Based on public opinion research, the Post finds that voters are focused not on providing health insurance coverage to every American, but on paying less for their own health care. Imagine that.
Why are Democratic candidates missing the sweet spot? Probably in large part because they are engaged in a bidding war for support from the Party’s left-wing base.
Celinda Lake, the veteran Democratic strategist, told the Post that the candidates are playing to the values of Democratic primary voters, who tend to lean further left than others in the party. Unlike the party as a whole, primary voters typically want political leaders to promote access to health care, as well as its affordability.

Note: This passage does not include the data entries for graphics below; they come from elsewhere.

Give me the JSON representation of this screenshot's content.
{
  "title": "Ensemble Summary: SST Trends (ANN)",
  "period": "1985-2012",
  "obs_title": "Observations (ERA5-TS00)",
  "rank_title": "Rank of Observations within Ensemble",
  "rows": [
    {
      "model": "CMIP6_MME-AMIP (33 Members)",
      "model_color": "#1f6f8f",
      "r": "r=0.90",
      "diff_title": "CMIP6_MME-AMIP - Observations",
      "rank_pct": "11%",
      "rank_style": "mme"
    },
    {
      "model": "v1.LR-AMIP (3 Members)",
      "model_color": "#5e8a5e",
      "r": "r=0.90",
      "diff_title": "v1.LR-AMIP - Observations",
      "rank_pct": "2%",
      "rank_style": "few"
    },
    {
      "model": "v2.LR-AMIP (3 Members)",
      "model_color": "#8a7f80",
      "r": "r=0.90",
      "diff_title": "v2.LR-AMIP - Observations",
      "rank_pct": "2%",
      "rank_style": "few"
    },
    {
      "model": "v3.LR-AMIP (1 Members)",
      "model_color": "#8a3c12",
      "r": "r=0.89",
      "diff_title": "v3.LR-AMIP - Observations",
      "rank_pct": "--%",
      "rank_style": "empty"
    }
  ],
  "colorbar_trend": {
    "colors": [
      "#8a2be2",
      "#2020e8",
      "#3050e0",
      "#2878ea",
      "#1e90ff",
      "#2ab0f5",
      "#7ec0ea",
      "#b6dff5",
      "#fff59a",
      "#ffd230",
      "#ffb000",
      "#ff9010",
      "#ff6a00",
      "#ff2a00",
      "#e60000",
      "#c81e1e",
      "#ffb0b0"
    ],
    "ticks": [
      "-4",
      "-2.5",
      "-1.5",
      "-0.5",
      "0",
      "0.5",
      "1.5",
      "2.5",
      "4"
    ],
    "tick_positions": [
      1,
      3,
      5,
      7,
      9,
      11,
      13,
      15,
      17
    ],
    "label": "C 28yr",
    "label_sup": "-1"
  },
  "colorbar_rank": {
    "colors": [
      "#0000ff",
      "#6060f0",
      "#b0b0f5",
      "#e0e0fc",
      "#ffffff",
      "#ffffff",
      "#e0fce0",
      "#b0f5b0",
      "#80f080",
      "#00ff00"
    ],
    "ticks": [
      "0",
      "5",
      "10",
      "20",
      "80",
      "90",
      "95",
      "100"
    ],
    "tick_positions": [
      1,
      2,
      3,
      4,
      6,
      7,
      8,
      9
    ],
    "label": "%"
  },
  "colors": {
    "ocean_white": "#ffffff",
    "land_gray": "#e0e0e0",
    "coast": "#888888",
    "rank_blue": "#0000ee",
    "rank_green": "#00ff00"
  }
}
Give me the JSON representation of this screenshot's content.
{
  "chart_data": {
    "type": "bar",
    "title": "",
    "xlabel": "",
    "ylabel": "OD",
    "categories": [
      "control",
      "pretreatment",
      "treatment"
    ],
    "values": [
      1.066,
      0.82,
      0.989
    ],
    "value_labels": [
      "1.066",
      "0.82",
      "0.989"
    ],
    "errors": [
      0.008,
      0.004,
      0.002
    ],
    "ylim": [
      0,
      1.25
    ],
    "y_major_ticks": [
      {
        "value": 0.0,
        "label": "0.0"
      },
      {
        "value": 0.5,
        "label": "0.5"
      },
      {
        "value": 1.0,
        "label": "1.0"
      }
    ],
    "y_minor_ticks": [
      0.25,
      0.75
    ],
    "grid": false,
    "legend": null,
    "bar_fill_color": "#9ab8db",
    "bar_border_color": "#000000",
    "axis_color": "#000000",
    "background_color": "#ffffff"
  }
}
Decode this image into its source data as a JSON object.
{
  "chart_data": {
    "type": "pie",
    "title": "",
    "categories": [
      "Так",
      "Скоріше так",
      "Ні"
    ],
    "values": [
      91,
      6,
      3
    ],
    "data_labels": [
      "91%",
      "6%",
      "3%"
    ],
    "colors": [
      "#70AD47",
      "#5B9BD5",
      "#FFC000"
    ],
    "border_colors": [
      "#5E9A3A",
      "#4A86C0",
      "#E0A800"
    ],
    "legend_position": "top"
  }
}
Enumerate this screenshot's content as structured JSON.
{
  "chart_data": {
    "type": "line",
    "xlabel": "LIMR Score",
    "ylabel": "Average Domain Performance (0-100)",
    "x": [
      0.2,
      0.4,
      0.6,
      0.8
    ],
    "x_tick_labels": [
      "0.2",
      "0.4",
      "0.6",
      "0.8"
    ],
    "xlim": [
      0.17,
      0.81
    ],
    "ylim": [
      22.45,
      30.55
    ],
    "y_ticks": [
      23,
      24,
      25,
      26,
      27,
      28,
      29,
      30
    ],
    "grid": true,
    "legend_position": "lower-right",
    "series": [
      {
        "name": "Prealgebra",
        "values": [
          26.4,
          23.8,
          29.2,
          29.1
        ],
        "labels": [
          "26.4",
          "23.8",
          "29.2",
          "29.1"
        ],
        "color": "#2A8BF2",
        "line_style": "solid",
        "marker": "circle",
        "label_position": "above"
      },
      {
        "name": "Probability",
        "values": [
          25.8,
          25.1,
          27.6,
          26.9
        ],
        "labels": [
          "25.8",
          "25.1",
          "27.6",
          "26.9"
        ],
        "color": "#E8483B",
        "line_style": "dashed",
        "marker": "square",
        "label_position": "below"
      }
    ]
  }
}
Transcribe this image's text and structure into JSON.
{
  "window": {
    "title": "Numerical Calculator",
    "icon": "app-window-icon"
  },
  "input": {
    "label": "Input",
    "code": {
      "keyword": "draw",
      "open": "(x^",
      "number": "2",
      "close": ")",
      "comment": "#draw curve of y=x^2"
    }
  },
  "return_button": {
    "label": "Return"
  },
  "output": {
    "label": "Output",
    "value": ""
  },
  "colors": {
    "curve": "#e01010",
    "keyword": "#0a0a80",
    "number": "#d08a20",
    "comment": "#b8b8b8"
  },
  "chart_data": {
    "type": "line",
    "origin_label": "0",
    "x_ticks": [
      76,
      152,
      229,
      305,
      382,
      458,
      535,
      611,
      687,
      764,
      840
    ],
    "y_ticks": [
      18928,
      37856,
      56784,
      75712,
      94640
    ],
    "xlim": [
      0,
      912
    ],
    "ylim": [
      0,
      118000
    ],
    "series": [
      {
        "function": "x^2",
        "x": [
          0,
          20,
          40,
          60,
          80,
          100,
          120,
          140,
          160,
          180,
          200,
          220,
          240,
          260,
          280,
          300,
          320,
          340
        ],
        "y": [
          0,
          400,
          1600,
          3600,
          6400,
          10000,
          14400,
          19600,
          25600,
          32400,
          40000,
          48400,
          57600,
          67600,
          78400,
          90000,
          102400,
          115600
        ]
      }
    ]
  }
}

But the Post points to a poll by the Kaiser Family Foundation that found lowering the amount individuals and families pay for health care to be the topic of greatest interest even to the most liberal slice of Democratic voters. Imagine that.
Because competition is the best way to lower costs, Republicans should have the upper hand when it comes to this issue. Unfortunately, most voters probably don’t see it that way. However, if President Trump focuses on the theme of lowering costs through competition while Democrats keep harping on Medicare for all, the gap between faith in Democrats and faith in Republicans on health care should narrow quite a bit.